The Raiders had 1st-and-goal at the 2, but the drive stalled. Wheatley lost one yard on first down, Gannon was sacked by Jamie Sharper and threw incomplete on third down. Rookie Sebastian Janikowski kicked a 24-yard field goal for Oakland's only points.
Sparked by that defensive stand, the Ravens regained the momentum on their ensuing drive, going 51 yards in nine plays. Dilfer had a 19-yard completion to tight end Ben Coates and the drive culminated with a 28-yard field goal by Stover that gave the Ravens a 13-3 lead with 5:13 left in the period.
Oakland got a big play from its defense near the end of the quarter when rookie Jamal Lewis fumbled and Pope recovered at the Ravens 43. Despite the turnover, Lewis carried the load for the Ravens and rushed for 83 yards on 29 attempts.
After an incompletion, Gannon was intercepted at the 15 by Starks, who returned the ball to midfield.
Gannon left after the fumble and completed 11-of-21 passes for 80 yards with two interceptions while getting sacked four times.
"I separated my shoulder. I got it injected and when I came back I had no velocity," he said. "I don't know even if I was there if I could've made a difference. We didn't play well. They covered us well and that made us struggle."
"We lost our opportunity to start the game in good field position. Then we lost our quarterback," Gruden said. "At half, he took a shot and came back. I went with Gannon. I knew he wouldn't be the same, but you go with your trigger. It is just unfortunate that it happened today. As soon as he took another hit, it was apparent that he was hurt and then I went with Bobby."
Lewis, the leader of the Ravens' vaunted defense, will be hoping for better memories at the Super Bowl.

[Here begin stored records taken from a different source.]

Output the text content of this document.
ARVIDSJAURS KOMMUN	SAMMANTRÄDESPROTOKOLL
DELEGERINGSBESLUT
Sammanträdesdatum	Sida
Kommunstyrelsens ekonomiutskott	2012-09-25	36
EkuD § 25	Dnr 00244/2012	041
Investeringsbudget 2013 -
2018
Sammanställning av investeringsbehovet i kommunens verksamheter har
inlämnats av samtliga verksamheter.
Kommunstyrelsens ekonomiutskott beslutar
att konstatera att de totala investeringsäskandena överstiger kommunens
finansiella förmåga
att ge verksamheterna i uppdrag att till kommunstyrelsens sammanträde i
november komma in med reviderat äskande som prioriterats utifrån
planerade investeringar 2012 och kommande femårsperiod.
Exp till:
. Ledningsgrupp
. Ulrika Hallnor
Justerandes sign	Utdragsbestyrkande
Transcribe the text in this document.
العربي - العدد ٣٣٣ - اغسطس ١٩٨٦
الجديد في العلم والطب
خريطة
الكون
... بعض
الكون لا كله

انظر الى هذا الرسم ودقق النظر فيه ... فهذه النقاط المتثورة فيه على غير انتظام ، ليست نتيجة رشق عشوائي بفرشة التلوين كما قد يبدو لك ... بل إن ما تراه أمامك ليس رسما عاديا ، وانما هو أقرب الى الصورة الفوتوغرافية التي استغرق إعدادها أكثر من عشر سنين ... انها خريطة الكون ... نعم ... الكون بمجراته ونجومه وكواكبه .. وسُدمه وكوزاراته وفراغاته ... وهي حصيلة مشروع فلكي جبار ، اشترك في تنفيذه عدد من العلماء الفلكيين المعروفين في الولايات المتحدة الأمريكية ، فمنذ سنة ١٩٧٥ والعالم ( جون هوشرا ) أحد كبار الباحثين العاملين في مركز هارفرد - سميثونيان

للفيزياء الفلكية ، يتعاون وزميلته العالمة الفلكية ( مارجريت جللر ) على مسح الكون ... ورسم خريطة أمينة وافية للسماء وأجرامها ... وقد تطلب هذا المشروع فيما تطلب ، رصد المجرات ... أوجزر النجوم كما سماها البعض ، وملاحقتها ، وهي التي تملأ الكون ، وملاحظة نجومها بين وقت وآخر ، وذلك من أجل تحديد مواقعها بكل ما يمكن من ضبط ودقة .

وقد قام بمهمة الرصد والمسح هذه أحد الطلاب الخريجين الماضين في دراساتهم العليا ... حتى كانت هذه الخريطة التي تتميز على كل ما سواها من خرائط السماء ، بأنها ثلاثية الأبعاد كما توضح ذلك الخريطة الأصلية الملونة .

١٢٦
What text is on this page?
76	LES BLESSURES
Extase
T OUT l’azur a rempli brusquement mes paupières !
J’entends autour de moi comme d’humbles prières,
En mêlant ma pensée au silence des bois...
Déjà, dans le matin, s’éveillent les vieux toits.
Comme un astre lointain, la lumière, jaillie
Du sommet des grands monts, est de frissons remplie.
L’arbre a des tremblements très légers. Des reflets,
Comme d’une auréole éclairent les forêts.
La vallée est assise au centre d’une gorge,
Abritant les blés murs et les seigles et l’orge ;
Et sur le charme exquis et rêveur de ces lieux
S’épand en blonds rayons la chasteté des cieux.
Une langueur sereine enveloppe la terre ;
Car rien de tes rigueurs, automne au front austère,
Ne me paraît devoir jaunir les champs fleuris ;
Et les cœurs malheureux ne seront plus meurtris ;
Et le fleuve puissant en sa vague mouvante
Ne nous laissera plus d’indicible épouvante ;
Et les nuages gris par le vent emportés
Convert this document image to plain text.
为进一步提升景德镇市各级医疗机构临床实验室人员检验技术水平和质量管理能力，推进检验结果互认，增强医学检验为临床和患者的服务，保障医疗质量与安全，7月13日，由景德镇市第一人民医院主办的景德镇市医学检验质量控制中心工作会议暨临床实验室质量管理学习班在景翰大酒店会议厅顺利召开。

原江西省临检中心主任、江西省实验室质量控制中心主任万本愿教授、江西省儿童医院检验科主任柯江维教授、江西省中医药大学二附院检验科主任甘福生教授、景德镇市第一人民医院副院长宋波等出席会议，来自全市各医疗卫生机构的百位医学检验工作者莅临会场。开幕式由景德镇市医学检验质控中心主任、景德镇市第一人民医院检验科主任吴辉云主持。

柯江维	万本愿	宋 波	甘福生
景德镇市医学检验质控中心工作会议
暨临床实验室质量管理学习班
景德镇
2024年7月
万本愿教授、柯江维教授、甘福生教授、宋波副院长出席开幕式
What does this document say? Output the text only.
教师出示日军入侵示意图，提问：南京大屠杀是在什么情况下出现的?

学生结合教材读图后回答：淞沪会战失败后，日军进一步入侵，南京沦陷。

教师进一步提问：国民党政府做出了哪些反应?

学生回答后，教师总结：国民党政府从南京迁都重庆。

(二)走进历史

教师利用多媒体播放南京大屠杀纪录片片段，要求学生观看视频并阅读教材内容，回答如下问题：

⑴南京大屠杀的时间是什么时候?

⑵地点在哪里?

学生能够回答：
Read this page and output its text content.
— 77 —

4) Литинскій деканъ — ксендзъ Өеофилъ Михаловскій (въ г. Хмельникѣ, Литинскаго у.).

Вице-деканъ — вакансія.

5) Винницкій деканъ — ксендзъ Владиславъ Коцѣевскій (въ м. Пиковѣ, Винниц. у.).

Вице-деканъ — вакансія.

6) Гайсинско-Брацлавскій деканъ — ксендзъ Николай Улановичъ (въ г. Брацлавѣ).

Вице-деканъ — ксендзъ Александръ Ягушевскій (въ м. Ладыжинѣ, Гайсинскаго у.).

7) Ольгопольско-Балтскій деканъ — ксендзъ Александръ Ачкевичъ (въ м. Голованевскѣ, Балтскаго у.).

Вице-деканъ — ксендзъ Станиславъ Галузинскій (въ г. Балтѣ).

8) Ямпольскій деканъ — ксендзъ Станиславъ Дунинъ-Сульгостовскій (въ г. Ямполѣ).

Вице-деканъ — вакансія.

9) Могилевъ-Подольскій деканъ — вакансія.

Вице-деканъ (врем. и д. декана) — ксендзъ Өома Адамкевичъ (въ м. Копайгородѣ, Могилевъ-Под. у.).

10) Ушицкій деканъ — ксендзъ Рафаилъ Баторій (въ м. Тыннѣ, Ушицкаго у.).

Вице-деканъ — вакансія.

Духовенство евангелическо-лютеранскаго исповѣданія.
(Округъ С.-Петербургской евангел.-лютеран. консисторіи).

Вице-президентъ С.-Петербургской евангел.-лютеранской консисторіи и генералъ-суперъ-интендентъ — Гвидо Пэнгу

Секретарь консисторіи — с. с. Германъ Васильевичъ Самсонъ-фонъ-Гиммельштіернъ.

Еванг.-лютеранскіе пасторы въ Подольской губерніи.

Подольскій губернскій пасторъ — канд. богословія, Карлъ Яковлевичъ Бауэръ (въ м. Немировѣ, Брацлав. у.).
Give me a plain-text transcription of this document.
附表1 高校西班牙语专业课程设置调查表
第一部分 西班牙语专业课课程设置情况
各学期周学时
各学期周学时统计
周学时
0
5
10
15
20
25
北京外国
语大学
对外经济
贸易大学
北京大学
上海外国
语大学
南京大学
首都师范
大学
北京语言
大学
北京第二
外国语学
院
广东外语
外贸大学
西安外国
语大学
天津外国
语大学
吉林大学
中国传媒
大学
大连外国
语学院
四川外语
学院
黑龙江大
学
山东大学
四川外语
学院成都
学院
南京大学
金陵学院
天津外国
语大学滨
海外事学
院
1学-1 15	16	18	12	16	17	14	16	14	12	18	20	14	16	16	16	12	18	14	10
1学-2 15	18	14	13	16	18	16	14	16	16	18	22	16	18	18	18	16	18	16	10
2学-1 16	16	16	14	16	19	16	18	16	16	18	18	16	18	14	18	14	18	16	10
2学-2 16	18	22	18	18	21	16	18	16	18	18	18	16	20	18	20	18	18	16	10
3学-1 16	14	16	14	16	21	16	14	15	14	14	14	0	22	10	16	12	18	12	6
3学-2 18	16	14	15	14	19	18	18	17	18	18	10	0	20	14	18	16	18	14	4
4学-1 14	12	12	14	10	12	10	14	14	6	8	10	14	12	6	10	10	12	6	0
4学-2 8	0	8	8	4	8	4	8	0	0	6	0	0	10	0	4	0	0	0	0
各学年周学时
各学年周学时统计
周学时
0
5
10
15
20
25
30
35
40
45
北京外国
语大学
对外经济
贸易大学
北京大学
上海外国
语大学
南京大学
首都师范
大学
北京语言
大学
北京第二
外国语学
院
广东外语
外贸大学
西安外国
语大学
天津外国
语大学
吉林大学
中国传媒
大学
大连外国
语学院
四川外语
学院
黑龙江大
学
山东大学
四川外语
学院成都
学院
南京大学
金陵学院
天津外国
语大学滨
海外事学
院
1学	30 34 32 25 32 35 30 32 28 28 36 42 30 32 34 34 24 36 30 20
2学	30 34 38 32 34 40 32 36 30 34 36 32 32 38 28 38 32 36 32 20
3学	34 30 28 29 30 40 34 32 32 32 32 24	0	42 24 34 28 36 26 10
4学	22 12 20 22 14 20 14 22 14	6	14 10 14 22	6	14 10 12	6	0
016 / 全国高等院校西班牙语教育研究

Hours after last year's Super Bowl in Atlanta, Lewis was charged with murder in the stabbing deaths of two men outside a nightclub. He pleaded guilty to impeding a police investigation and the murder charges were dropped.
After the fumble recovery, the Ravens settled for a 12-yard field goal by Stover and a commanding 16-3 advantage with 7:32 left.
The Raiders finally showed signs of life on their next possession and moved from their own 14 to the Baltimore 12. On third down, Hoying hit Andre Rison with an apparent five-yard touchdown with 4:39 to go. But the veteran receiver was called for pass interference, killing the Raiders' best chance to reach the end zone.
Two plays later, Sharper sealed the win for the Ravens with an interception at the 2.
"This is the most disappointed I've been in my short career," said Hoying, who was 7-of-15 for 88 yards and two interceptions. "I just got too anxious. I didn't get into a groove. When we moved it, it was too little too late."
"It was a tough situation out there without Gannon. I think our defense played good enough today to win, but our offense didn't," added Raiders receiver Tim Brown, who had five catches for 48 yards.
The Raiders failed in a bid to reach the Super Bowl for the first time since January 1984, when they rolled to a 38-9 victory over Washington.